Choosing a Weight Class
Powerlifting isn’t about being in the lowest weight class possible, though many seem to think that way. Many times, a lifter that has moved up a weight class and has been awarded with massive strength gains. In addition, it can sometimes be advantageous to be in a heavier weight class as it may be less competitive. A coach should be able to assess what weight class suits a lifter for the short term and long term. A coach should know the weight a lifter should be cutting from, the competitions a lifter should cut for, and which competitions they shouldn’t. That’s right, you shouldn’t be cutting for every competition!
Path to Higher-Level Competitions
Most lifters don’t want to just do local competitions forever. They aspire to eventually go to higher-level competitions like Regionals, Provincials, Nationals, or even Worlds. Each federation in Powerlifting has its own rules and regulations required to compete in these higher-level competitions. Even within an international federation, each nation has its own rules and regulations. A coach should know what these rules and regulations are for the nation and federation you compete in. If they don’t, then it’s their job to research it! Many new lifters don’t even know these higher-level competitions exist or that they have a chance of reaching them. It’s the duty of the coach to know these rules, know their lifter, and provide them with a plan to reach these competitions and goals they never thought possible.
Competition Day Coaching
This is arguably the most important aspect of Powerlifting coaching. Competition day handling can make or break an entire training cycle. Many powerlifters have had great training cycles, with it all going to waste in a competition due to various issues. Some examples are: not making weight, improper warm ups, bad attempt selection, not knowing the rules, and more.
A Powerlifting coach should know all of the competition rules for the federation the lifter is competing in. If the warm up room and competition platform are all pound barbells and weights, then the coach should know how to load the warm up weights and pick the attempts in pounds. If the warm up room and competition platform are all kilogram barbells and weights, then the coach should know how to load the warm up weights and pick the attempts in kilograms.
Federation Rules and Regulations
Expanding further on some points above, a coach should know the rules and regulations for the federation(s) their lifter competes in. Each federation has slight differences and some of these rules and regulations change over the years. It’s the duty of the coach to be in the know of the federation and how it’s evolving. A coach should be in the know for all new developments or changes in their lifter’s federation. For instance, changes can occur in any of these areas; rules for the competition lifts, drug testing protocols or procedures, qualification criteria for higher-level competitions, and if equipment specifications are altered.
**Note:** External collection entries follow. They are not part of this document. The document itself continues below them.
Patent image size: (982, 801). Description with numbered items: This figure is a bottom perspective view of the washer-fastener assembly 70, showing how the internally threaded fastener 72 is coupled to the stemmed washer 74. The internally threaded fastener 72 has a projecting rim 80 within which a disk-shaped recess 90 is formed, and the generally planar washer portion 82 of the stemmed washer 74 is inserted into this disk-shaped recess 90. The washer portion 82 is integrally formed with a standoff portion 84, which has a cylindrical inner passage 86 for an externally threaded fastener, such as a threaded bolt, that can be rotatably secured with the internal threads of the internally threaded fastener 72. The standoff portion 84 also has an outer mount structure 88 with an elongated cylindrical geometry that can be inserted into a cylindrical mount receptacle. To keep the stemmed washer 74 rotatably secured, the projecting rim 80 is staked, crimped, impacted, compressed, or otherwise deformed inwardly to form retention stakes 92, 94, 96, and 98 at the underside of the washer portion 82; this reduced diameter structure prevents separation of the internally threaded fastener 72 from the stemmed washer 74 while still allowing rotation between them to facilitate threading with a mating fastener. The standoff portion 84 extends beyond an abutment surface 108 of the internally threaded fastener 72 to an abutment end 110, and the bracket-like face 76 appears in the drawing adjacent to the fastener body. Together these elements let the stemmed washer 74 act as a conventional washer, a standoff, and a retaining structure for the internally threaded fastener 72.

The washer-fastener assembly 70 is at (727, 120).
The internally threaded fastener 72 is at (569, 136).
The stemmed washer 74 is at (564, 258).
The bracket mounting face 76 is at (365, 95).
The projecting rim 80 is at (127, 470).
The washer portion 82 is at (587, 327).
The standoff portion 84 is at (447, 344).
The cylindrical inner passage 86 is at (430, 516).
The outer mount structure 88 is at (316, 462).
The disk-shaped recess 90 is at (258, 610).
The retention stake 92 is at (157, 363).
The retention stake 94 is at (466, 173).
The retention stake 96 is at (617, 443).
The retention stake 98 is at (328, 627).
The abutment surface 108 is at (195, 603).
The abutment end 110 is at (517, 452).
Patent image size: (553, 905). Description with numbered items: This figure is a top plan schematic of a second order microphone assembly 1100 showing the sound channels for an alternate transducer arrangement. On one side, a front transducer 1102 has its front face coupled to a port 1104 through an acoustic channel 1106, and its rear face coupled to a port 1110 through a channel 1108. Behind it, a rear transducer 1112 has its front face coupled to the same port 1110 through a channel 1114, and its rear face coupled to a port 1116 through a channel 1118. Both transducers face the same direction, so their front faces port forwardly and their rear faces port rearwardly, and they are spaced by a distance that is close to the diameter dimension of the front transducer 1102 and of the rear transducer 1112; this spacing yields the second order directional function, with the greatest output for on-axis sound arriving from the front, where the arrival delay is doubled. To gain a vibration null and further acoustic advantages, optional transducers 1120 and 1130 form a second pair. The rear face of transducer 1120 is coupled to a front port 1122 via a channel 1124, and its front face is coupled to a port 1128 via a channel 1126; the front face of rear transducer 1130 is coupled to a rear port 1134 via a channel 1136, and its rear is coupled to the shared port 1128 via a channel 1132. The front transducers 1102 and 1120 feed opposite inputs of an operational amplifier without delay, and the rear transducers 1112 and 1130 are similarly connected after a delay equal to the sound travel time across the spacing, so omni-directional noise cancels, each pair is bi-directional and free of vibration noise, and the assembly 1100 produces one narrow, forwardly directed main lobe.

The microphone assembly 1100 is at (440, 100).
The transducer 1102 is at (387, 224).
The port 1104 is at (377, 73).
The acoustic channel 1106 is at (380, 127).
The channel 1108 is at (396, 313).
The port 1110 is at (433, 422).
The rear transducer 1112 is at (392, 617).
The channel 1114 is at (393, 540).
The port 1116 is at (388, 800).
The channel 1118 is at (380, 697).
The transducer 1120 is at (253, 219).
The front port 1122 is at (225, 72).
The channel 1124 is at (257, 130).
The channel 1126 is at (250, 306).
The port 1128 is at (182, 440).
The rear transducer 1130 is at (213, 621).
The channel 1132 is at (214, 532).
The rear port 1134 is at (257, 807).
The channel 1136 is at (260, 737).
This only scratches the surface of what a lifter should expect from their Powerlifting coach. There are many other topics that could be touched upon and in further detail. But, we’ll save that for another day! Hopefully, for those looking for a Powerlifting coach, this helps to direct you in knowing what to look for and what to ask to make a good choice. For those who already have a coach, hopefully this helps in assessing the services you’re receiving and whether you have a real Powerlifting coach, or just a programmer.